Figure 14.3.4: ow1as.jpg
The
Author in a FlashPix Avatar
There are many more World Building and Avatar
Creation Tools out there
The tools and techniques we have described here represent only
a small fraction of the ways avatars can be made. The movie business
has used methods for capturing virtual actors for more than twenty
years. Hollywood studios have been scanning in actors in 3D, capturing
their motion, and creating virtual doubles or principal stars
for many films and TV shows. This field is sometimes called performance
animation. I expect that performance animation and Hollywood
will contribute a great deal to the technologies underlying avatars
in the next few years. See our section Links to World Building
and Avatar Designing Resources later in this chapter for more
resources in world building and avatar creation.
VRML Worlds
The best way to learn how to build worlds is, of course, to go
and visit a few.
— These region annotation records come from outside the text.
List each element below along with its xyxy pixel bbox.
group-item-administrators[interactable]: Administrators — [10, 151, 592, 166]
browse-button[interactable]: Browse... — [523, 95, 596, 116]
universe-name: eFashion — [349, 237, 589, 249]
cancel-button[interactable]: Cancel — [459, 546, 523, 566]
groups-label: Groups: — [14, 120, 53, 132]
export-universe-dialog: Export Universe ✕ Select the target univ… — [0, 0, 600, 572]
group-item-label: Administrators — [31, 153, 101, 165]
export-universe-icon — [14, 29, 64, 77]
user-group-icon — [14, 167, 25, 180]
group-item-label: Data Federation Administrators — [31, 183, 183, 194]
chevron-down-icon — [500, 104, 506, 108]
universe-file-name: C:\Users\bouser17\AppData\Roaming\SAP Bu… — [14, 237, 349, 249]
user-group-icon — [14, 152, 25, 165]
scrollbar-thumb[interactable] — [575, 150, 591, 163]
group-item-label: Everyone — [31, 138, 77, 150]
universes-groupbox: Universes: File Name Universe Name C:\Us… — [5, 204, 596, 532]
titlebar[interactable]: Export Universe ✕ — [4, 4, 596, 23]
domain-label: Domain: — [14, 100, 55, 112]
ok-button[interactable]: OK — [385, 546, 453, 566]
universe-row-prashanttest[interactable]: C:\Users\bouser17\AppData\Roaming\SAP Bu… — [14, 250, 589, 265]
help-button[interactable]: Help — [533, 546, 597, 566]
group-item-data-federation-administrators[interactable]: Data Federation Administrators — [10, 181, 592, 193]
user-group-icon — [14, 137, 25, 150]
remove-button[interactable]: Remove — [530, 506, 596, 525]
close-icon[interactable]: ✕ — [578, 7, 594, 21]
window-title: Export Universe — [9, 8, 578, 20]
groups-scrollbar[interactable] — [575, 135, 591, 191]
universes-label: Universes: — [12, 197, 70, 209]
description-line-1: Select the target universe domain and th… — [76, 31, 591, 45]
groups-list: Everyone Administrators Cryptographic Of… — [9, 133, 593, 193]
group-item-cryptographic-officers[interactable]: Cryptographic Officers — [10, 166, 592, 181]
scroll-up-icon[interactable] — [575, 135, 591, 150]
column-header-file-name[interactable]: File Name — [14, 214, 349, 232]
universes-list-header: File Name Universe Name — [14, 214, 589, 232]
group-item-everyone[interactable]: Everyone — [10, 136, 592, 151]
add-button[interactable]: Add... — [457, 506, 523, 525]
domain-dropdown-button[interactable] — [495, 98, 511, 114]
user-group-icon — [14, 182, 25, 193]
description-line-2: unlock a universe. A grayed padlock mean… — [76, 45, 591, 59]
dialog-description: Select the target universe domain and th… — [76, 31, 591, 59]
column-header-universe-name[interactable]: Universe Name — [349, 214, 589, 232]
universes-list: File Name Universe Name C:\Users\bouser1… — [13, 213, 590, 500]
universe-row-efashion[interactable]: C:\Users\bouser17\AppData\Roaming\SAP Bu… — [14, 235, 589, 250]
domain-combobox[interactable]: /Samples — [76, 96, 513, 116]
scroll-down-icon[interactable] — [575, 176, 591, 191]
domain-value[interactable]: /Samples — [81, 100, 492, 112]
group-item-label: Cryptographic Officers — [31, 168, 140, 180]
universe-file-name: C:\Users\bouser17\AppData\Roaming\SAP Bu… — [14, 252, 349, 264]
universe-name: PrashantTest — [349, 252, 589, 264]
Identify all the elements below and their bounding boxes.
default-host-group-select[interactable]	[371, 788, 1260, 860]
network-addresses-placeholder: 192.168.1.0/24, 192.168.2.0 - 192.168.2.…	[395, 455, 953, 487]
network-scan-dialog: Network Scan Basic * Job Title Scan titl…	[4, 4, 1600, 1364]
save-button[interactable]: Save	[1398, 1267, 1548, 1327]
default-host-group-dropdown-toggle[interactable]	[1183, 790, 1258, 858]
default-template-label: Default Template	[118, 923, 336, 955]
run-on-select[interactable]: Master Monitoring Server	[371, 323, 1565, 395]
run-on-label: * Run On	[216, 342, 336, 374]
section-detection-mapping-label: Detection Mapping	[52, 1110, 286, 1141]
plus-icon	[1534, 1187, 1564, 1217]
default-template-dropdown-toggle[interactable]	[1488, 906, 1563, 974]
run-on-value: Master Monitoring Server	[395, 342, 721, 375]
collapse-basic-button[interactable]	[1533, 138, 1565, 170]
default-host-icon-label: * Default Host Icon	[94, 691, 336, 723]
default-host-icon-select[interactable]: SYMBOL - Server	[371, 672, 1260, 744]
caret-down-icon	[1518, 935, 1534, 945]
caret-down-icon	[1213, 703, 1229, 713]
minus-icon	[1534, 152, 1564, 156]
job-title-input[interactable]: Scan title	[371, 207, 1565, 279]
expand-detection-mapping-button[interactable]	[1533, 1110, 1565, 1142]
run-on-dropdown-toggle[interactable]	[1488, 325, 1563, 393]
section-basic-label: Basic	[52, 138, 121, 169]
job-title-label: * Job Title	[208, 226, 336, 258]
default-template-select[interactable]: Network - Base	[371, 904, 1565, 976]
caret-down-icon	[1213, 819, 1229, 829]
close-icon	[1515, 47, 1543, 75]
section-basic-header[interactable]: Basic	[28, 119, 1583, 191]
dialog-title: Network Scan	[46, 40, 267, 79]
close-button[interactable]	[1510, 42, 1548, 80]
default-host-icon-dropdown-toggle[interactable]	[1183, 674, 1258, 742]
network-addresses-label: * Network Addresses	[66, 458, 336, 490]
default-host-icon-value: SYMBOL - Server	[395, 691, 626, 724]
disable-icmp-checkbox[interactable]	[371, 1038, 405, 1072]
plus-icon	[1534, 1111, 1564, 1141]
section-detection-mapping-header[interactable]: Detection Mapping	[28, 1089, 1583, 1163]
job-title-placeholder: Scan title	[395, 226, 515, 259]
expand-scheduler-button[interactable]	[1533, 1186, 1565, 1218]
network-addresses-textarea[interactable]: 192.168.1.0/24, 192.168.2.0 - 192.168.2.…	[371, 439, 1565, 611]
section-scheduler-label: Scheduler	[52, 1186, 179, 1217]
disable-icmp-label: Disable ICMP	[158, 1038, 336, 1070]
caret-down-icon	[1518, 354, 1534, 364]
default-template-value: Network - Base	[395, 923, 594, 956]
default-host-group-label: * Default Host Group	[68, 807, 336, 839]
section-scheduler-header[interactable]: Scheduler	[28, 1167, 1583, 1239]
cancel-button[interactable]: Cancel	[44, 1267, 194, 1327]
If you are going to use VRML to build 3D worlds,
the best way to explore other VRML worlds is to download and install
a VRML plug-in to your Web browser and then visit Web sites hosting
these worlds. Be careful about having a VRML 2.0 browser for VRML
2.0 worlds. The old VRML 1.0 standard is still used. If you make
a VRML world, you can plug it into avatar environments like Black
Sun's Passport and Onlive's Traveler or you can link them to web
pages to be browsed (visited alone).